Is there anyone left on the left who is not outraged at Barack Obama for something? If they're out there, I never come across them.  

Some outrage is good for politics, but only if the outrage can be translated into action.  The Democrats needed more outrage to advance their healthcare initiative, for example, so an online whip count effort to rally votes for healthcare reform was created, inspiring tens of thousands of ordinary Americans to participate in the healthcare debate in a constructive way.   That was outrage put to useful ends. But for the most part, the ordinary people I talk to say that they are turned off by the 24/7 general, non-productive outrage they see from their friends on the left and the right. 

What Americans see, lately, from this outrage pandemic is a daily drama of name-calling hurled at President Obama from both sides of the political spectrum.  The right now routinely says Obama is no different than "Hitler" and "Carter" and "Arafat," while the left compares him to "Kissinger" and "Reagan" and "Bush."   None of it is true, of course.   I could argue that the schnauzer across the hall is like Hitler and that the Pekingese is like Kissinger--but it doesn't make it true.  All this historical name calling is just shorthand for both sides saying: Obama is the worst there could be, and that's all I'm going to contribute to this debate.
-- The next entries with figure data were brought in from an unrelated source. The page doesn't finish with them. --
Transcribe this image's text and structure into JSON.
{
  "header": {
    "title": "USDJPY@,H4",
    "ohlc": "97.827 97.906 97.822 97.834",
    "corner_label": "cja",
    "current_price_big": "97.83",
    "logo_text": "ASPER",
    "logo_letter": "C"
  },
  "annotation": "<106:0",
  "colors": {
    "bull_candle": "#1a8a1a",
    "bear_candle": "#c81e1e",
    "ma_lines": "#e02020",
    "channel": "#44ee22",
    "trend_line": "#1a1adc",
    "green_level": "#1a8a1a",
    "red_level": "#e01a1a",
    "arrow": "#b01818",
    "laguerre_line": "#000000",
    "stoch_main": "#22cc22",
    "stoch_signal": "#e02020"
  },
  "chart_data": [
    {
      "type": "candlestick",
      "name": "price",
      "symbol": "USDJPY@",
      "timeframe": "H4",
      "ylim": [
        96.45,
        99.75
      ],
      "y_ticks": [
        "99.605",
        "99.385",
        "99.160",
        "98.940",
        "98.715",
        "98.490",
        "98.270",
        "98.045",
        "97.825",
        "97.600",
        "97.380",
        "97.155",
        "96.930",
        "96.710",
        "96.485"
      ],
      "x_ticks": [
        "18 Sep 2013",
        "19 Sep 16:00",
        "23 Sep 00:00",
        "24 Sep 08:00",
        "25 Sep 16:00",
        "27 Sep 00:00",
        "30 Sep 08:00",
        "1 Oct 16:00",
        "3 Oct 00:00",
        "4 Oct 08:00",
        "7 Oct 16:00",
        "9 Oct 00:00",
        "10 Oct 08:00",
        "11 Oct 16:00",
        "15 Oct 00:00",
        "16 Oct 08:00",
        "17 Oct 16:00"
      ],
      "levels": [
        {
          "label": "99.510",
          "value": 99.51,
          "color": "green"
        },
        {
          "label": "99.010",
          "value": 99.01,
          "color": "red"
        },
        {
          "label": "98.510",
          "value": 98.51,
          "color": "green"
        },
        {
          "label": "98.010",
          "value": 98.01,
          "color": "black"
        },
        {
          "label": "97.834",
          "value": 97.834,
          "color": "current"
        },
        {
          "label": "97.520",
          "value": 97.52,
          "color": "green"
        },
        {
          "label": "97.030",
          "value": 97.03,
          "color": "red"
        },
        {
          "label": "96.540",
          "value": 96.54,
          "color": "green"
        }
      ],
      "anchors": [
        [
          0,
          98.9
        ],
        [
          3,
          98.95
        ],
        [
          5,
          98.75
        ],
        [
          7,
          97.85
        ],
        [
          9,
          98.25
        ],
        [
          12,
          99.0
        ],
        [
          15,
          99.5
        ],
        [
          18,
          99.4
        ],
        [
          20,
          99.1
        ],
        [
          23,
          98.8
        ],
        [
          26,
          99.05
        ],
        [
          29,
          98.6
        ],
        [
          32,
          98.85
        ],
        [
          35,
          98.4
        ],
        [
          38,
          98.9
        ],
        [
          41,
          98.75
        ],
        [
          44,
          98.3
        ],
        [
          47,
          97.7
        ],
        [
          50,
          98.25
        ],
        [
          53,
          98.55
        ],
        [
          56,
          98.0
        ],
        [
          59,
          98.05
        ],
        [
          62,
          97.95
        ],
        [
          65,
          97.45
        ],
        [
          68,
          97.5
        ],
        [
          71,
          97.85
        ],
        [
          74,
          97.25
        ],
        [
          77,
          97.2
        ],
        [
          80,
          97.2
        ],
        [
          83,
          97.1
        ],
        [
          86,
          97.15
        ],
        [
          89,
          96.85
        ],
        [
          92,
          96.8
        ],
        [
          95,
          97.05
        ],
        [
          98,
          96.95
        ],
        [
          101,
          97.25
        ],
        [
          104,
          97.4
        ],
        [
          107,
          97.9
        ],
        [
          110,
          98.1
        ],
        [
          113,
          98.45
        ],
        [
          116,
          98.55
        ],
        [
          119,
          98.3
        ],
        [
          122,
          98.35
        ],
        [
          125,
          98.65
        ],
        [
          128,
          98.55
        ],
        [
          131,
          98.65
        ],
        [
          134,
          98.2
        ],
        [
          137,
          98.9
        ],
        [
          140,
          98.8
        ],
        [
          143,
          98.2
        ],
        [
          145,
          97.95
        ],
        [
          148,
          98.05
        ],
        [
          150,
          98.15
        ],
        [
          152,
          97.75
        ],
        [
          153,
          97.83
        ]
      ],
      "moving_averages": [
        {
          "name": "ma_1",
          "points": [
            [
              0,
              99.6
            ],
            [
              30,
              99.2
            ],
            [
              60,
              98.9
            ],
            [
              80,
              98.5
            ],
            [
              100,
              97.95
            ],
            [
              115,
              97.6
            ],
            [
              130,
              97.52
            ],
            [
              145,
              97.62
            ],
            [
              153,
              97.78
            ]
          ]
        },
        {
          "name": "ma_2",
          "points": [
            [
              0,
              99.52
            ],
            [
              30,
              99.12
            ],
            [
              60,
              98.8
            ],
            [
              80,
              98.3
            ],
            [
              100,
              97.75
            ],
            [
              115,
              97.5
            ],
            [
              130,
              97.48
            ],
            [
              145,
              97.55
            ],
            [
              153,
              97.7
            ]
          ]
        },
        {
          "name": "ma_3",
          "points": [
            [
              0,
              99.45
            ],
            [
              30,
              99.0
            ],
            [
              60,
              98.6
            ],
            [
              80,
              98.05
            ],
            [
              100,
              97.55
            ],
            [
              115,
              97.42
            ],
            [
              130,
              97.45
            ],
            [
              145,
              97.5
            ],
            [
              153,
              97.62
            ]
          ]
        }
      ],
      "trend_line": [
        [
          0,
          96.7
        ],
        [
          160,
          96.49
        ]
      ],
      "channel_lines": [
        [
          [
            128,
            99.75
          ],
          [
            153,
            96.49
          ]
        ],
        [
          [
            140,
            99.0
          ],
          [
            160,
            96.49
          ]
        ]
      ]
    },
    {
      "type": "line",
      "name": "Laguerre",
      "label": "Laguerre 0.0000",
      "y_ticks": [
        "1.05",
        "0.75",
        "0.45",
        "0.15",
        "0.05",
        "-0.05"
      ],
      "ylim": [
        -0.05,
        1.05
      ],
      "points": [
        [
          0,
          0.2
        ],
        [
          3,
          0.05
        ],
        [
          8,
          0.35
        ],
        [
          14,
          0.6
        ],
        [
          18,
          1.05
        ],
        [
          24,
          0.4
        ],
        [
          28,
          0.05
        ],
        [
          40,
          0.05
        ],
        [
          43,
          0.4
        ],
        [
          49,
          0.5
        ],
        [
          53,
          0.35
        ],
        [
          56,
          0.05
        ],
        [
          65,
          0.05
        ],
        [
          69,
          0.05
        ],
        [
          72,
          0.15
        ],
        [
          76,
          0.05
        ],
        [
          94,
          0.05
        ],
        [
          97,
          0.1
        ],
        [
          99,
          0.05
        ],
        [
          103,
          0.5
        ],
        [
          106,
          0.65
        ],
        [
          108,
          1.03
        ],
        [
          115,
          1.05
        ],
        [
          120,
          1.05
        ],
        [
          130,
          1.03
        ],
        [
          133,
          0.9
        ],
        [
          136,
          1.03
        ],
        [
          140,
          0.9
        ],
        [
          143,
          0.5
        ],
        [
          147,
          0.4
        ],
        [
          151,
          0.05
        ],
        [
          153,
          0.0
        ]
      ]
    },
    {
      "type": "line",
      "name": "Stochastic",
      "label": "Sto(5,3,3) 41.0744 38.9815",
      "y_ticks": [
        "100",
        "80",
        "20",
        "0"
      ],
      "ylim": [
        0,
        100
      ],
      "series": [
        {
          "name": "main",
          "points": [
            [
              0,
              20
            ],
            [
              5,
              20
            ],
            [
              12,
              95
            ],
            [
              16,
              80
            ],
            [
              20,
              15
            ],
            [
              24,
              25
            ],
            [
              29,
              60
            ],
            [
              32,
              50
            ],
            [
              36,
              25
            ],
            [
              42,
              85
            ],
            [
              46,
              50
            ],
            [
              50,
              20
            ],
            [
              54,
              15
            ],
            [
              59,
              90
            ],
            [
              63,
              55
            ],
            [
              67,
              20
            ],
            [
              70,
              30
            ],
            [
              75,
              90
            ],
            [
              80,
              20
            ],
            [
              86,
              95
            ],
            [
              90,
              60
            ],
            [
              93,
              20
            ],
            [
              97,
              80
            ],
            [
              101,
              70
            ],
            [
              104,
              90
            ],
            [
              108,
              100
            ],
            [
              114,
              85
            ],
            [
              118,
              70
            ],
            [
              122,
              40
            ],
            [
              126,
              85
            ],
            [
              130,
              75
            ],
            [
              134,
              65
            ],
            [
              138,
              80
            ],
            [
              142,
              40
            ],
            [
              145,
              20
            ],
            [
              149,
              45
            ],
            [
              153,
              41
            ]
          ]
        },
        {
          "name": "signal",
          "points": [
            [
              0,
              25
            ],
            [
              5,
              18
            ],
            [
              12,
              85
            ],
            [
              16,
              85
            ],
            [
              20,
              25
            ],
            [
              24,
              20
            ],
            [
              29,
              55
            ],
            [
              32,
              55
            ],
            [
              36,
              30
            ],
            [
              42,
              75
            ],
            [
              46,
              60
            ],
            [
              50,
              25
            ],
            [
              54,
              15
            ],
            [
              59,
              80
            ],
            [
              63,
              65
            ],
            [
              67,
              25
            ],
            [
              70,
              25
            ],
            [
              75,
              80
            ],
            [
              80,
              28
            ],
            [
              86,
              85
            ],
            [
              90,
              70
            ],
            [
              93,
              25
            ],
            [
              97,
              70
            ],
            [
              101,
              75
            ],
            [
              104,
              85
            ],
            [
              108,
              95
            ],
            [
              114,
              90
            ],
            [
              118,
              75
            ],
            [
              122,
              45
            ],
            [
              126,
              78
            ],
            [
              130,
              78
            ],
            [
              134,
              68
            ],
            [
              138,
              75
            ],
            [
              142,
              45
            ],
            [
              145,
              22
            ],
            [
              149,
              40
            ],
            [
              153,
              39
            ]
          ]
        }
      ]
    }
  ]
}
Outrage, thy name is Hitler (and Carter, and Arafat, and Kissinger...).

Curiously, while the outrage pandemic has spread to every corner of the American political system, reducing it to the point where it seems near death, the Europeans are not suffering as we are.

From the perspective of the Nobel Committee in Copenhagen, American politics is not a patient laying comatose on a table, but a shining beacon of hope shining anew after the darkness of the last eight years.

For the Europeans, Barack Obama ended nearly a decade of outrage in response to Bush's and Cheney's  military policies. The election of Barack Obama was greeted by Europeans (and Asians, and Africans, and Latin Americans) not just as a turning point in history, but as step in the direction of survival.

Over the course of nearly a decade, the rest of the world watched the policies of the Bush administration and worried about the rising specter of nuclear annihilation--a fear that had not gripped the world so strongly since the end of the Cold War.

Awarding the Nobel Peace Prize to Barack Obama seemed to carry with it a collective sigh of relief from Europe, if not the world.  If the Nobel medal could speak, this year it would say, "Thank you, for stopping that crazy march to military madness that worried us all so much!"

America is still in Iraq and considering sending more troops to Afghanistan.  Yet, we these military actions are not being driven through by propaganda campaigns and bellicose brinkmanship.  We no longer turn on our televisions to be greeted by constant White House speeches warning that terrorists will destroy our shopping malls with nuclear bombs tomorrow if we fail to invade Iraq and Iran and Afghanistan, today.  The world still has problems, but the biggest kid on the global stage is no longer picking fights everyday with everyone else.

In response to the logic behind this year's Nobel, it is not surprising that the left and the right vented their outrage at Obama. Our outrage pandemic is far from over.  And yet, as someone who stood in the cold to watch Barack Obama's inauguration, and who felt that optimism for Democracy in a way that I cannot recall feeling before or since, I understand why the Europeans might still feel it strong enough to give Obama the Nobel Prize.

Perhaps we should take this Nobel Peace Prize as an invitation to remember that feeling of optimism we felt less than one year ago--a chance to recall that feeling with the help of an old friend who still believes in its potential.

So, amidst the latest outbreak of outrage springing up across America, take a few moments to enjoy Barack Obama's Nobel Prize.  The way our outrage pandemic is growing, it could be a long time before we feel good again--about Barack Obama or anything else for that matter.